“Twitter As a Learning Tool. Really”

When you think of social media websites, such as Twitter, thoughts that come to mind is that it is used for social reasons, but not necessarily used for learning. In the article “Twitter As a Learning Tool. Really”, Pat Galagan discusses Twitter in a way that not everyone sees it

“The point of social media is to turn learning into a more participatory activity,” says Jane Hart, a social media and learning consultant, “Micro-blogs can support collaboration and understanding.” Micro-blogging is only one kind of social media tool with the potential to support learning and Twitter is a free micro-blogging service. From the use of Twitter it can be used to create community between the people who use it, who are involved on a daily basis.
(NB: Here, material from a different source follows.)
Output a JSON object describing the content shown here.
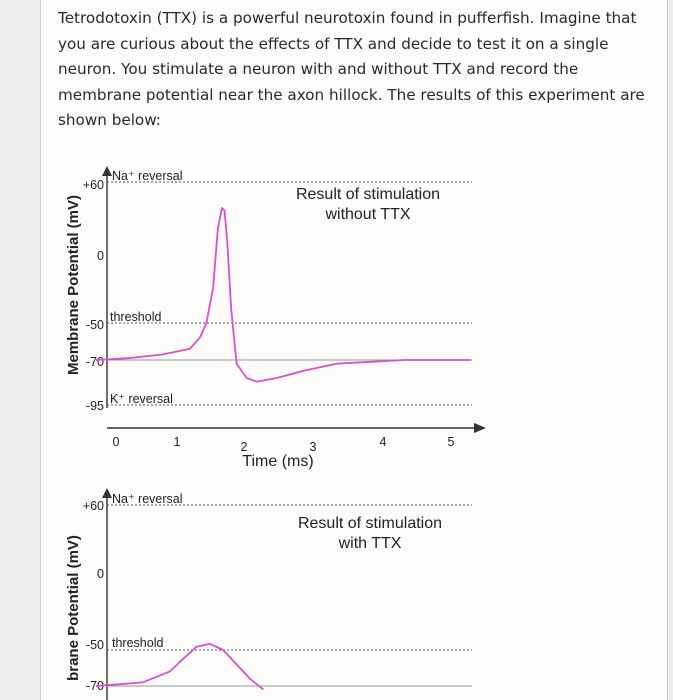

When used in a close group, in school for instance, it can support relationships among the people from the class and to further their learning through discussion of topics. Twitter can also be a great tool in the building of professional networks by using Twitter to get to know other learning professionals.

I have come to understand the importance of social media when it pertains to a professional setting, especially in the world of Early Childhood Education. With “web 2.0 behaviour” Early Childhood Educators are able to express what they are thinking and doing in real time, what is happening in their rooms, and what investigations are forming all through broadcasting these messages. We are in a time that what we are doing and what we are thinking need to be known not only to us, but to others. From the knowledge and experiences of others, we have the opportunity to learn from them. From experience, having a Twitter account for my room is a very helpful tool when seeking information or sometimes even reassurance. With the ability to acknowledge positive feedback given by colleagues gives the sensational feeling of greatness. Most importantly being able to give that positive feedback and take that knowledge from other professionals gives the sense of community within the Early Childhood field. Twitter is a fantastic tool when supporting learning because of all the people you can connect with.
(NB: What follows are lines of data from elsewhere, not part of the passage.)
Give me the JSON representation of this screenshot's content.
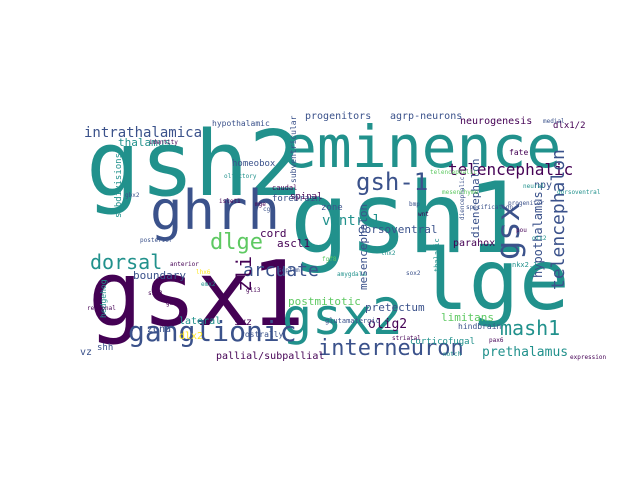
{
  "colors": {
    "background": "#ffffff",
    "palette": [
      "#440154",
      "#3b528b",
      "#21918c",
      "#5ec962",
      "#fde725"
    ]
  },
  "words": [
    "gsh1",
    "gsx1",
    "gsh2",
    "eminence",
    "lge",
    "ghrh",
    "gsx2",
    "ganglionic",
    "interneuron",
    "gsx",
    "gsh-1",
    "telencephalic",
    "telencephalon",
    "dlge",
    "dorsal",
    "mash1",
    "arcuate",
    "intrathalamica",
    "prethalamus",
    "hypothalamus",
    "zli",
    "ventral",
    "pretectum",
    "olig2",
    "diencephalon",
    "mesencephalon",
    "dorsoventral",
    "parahox",
    "progenitors",
    "agrp-neurons",
    "neurogenesis",
    "thalamus",
    "subdivisions",
    "cord",
    "boundary",
    "ascl1",
    "homeobox",
    "postmitotic",
    "lateral",
    "svz",
    "zona",
    "pallial/subpallial",
    "dlx2",
    "limitans",
    "spinal",
    "subventricular",
    "forebrain",
    "hindbrain",
    "corticofugal",
    "vz",
    "shh",
    "dlx1/2",
    "fate",
    "npy",
    "neural",
    "hedgehog",
    "caudal",
    "zone",
    "rostrally",
    "medial",
    "hypothalamic",
    "diencephalic",
    "thalamic",
    "identity",
    "telencephalic",
    "olfactory",
    "glutamatergic",
    "posterior",
    "anterior",
    "nkx2.1",
    "pax6",
    "lhx2",
    "sox2",
    "gli3",
    "emx2",
    "fgf8",
    "wnt",
    "bmp",
    "six3",
    "lhx6",
    "gad1",
    "notch",
    "progenitor",
    "striatal",
    "amygdala",
    "septum",
    "mge",
    "cge",
    "pou",
    "otx2",
    "gbx2",
    "islet1",
    "mesenchyme",
    "specification",
    "regional",
    "dorsoventral",
    "expression"
  ]
}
3 thoughts on ““Twitter As a Learning Tool. Really”

  1. Hey Chay

    After reading your response to the article “Twitter as a learning tool, Really” i feel that you hit the nail on the head by starting of with the quote “The point of social media is to turn learning into a more participatory activity,” it is true on so many levels, social media has such a tremendous power to not only educate but empower and i feel that your response has highlighted just that. i enjoyed reading about “web 2.0 behaviour” and the benefits using such mediums as twitter has had upon your teachings, as Karyn would say “good on yah” keep up the good work.



  2. I’m glad that you found that the information in the article resonates with your experience in your practice. Social media can play a part in sharing and connecting practice, as well as fostering collaborative partnerships with parents and others connected to the children in our care. I also agree with Sunny, that your quote is well chosen.
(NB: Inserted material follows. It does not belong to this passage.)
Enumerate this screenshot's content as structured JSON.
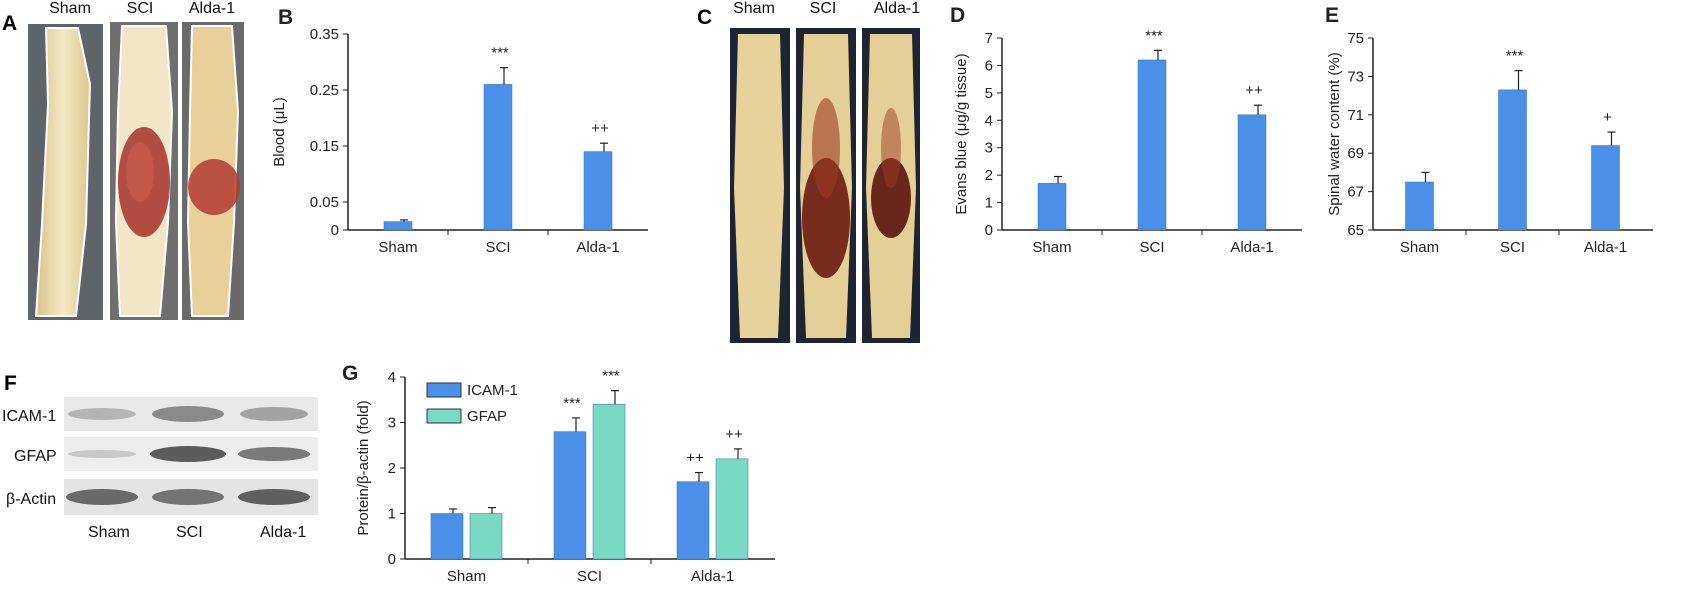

  3. I think Twitter and other social networks are beneficial to both the ECE and to the parent. Twitter is a social network just like Facebook that permits people to share and discover what’s happening. AS an ECE you can post updates and share ideas with other ECE’s. As a parent you can connect with your child by visiting their classrooms Twitter or Facebook page. When my boys where in elementary school their school had a Facebook page and so did their teacher. Mr. Tome would post act work that the students had created and science experiments that took place in the classroom. Parents would write comments or feedback to the teacher and students. As a parent this provided an opportunity to see visual what was happening in my son’s classroom. It was a great way for me to communicate to him at dinner time and ask questions on things that were posted. I have not heard of “web 2.0 behavior” and can’t wait to navigate it. Our school boards are promoting education in the 21st century so we as parents as ECE as educators need to be on board!